Funnily enough the VHS Degradation Suite that you mention has my Tape Mate ensemble built in, and for that I did use an impulse generator for the Flutter section of the Wow+Flutter
After hearing Eno’s Discrete Music I was looking to build a non-synchronized dual/three channel looper, using TapeMate for the cumulative degradation side of things.
That’s hilarious! I use Tape Mate a lot, and I just didn’t put 2 and 2 together with your username. I’ve also used Patina and Guillotine. Great stuff. Gotta love how the Reaktor Library is built upon so much collaboration.
Check this out from 21:19 — You’ll hear somebody you might now (William B. ) …
The rest of the podcast is pretty cool too!
Mark Phillips: After it went around and around for 20 minutes or so, the dust started to fall off and then it sounded like this. All the notes are still there, but the tails –
Jad Abumrad: Are getting shorter.
Mark Phillips: Yeah. That’s what would always happen.
William Basinski: The sustains and decays of the notes seemed to fall away like from the back moving backwards, backwards.
Mark Phillips: It gets shorter and shorter. Instead of being held for four seconds, it’s held for three seconds, two seconds. Finally, you just really hear –
William Basinski: Like the attacks and the accents.

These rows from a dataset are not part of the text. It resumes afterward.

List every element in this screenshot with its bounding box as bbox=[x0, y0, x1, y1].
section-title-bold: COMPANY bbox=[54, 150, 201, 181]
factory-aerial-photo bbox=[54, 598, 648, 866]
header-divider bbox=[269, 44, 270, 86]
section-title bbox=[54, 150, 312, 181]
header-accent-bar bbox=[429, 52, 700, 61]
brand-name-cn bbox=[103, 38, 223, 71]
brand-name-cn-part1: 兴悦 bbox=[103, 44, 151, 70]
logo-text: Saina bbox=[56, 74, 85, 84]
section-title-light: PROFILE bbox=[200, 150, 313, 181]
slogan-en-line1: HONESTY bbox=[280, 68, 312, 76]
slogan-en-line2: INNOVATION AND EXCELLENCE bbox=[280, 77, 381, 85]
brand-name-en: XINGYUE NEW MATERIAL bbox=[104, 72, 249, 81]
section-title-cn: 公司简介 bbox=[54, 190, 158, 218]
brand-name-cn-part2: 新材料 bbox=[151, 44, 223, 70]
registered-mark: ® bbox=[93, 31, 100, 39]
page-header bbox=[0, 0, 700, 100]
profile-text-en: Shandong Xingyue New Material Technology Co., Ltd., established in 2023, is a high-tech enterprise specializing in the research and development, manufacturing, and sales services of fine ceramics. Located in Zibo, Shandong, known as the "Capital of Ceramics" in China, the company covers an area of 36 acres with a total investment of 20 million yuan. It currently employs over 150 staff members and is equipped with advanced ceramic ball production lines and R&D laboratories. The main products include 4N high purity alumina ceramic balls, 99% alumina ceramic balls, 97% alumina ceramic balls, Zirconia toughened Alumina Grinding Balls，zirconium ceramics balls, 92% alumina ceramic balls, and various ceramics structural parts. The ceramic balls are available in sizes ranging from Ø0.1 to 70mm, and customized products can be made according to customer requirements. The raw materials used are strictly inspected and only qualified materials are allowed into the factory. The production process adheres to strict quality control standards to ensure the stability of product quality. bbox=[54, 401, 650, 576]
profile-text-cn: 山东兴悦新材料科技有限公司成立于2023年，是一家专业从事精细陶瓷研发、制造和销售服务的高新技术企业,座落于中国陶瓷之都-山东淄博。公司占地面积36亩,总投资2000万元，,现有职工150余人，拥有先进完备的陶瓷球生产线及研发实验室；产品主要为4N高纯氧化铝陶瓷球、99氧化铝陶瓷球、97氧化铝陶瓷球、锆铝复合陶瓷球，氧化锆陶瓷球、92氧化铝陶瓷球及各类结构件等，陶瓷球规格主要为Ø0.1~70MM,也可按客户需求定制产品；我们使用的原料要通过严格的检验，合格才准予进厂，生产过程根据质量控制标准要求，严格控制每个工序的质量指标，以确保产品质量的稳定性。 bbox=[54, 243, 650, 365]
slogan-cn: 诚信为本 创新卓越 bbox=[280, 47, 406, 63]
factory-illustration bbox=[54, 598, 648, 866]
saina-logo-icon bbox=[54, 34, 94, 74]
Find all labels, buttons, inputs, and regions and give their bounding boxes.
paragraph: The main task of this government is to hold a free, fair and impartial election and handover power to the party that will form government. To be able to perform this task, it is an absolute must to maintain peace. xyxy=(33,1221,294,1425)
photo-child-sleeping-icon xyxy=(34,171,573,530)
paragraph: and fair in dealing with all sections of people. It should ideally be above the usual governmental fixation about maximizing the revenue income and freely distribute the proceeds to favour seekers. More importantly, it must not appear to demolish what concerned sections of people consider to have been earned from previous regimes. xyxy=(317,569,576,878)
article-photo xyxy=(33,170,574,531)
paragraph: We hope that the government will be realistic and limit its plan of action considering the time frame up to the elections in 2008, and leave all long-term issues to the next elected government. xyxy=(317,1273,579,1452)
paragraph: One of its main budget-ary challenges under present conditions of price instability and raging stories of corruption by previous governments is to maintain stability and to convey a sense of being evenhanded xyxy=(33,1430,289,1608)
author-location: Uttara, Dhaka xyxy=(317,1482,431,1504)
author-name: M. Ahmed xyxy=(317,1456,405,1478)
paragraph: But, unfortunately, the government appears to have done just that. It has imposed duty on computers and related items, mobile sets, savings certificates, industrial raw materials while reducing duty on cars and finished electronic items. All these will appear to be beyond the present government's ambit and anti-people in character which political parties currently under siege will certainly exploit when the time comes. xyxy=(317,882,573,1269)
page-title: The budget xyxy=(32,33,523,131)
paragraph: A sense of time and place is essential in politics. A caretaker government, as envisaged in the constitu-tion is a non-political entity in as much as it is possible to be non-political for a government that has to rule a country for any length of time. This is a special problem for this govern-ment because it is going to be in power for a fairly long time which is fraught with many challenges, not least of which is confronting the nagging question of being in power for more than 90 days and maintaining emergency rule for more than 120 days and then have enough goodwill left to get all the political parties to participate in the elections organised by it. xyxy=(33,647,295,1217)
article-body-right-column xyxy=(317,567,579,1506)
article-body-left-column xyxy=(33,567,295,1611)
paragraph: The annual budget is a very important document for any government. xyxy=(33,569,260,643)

Mark Phillips: Just the beginnings of the notes. Only the beginning.
William Basinski: Those seem to hold on.
Mark Phillips: At least for a little while.
I guess since we’re discussing emulating disintegration, one free FFT plugin I can recommend is DtBlkFx. The spectral contrast and threshold modes are pretty similar in sound to the warble of those Napster era .mp3’s.
This made me think about more “authentic” ways to create these types of artifacts in real time. Perhaps one could run the audio through a Skype call, perhaps several connected in a chain? I’m speculating but the idea really excites me…
Goodhertz’s Lossy plugin is excellent for this work as well. They spend a lot of time and energy emulating various sources of quantization, bit reduction, filtering and jitter.
I guess if you’re talking Napster era, the “authentic” audio stream would be RealAudio. Bonus points if your stream goes via a dial-up modem.
I think this kinda qualifies: I once tried a very low-rent (and pretty silly) Lucier experiment/impersonation where I put a song clip that I particularly hated into Garageband, and then played it back through the laptop’s speakers while recording with the internal microphone (recording track unmonitored to prevent feedback, of course). I then rinsed and repeated until it sounded less bad.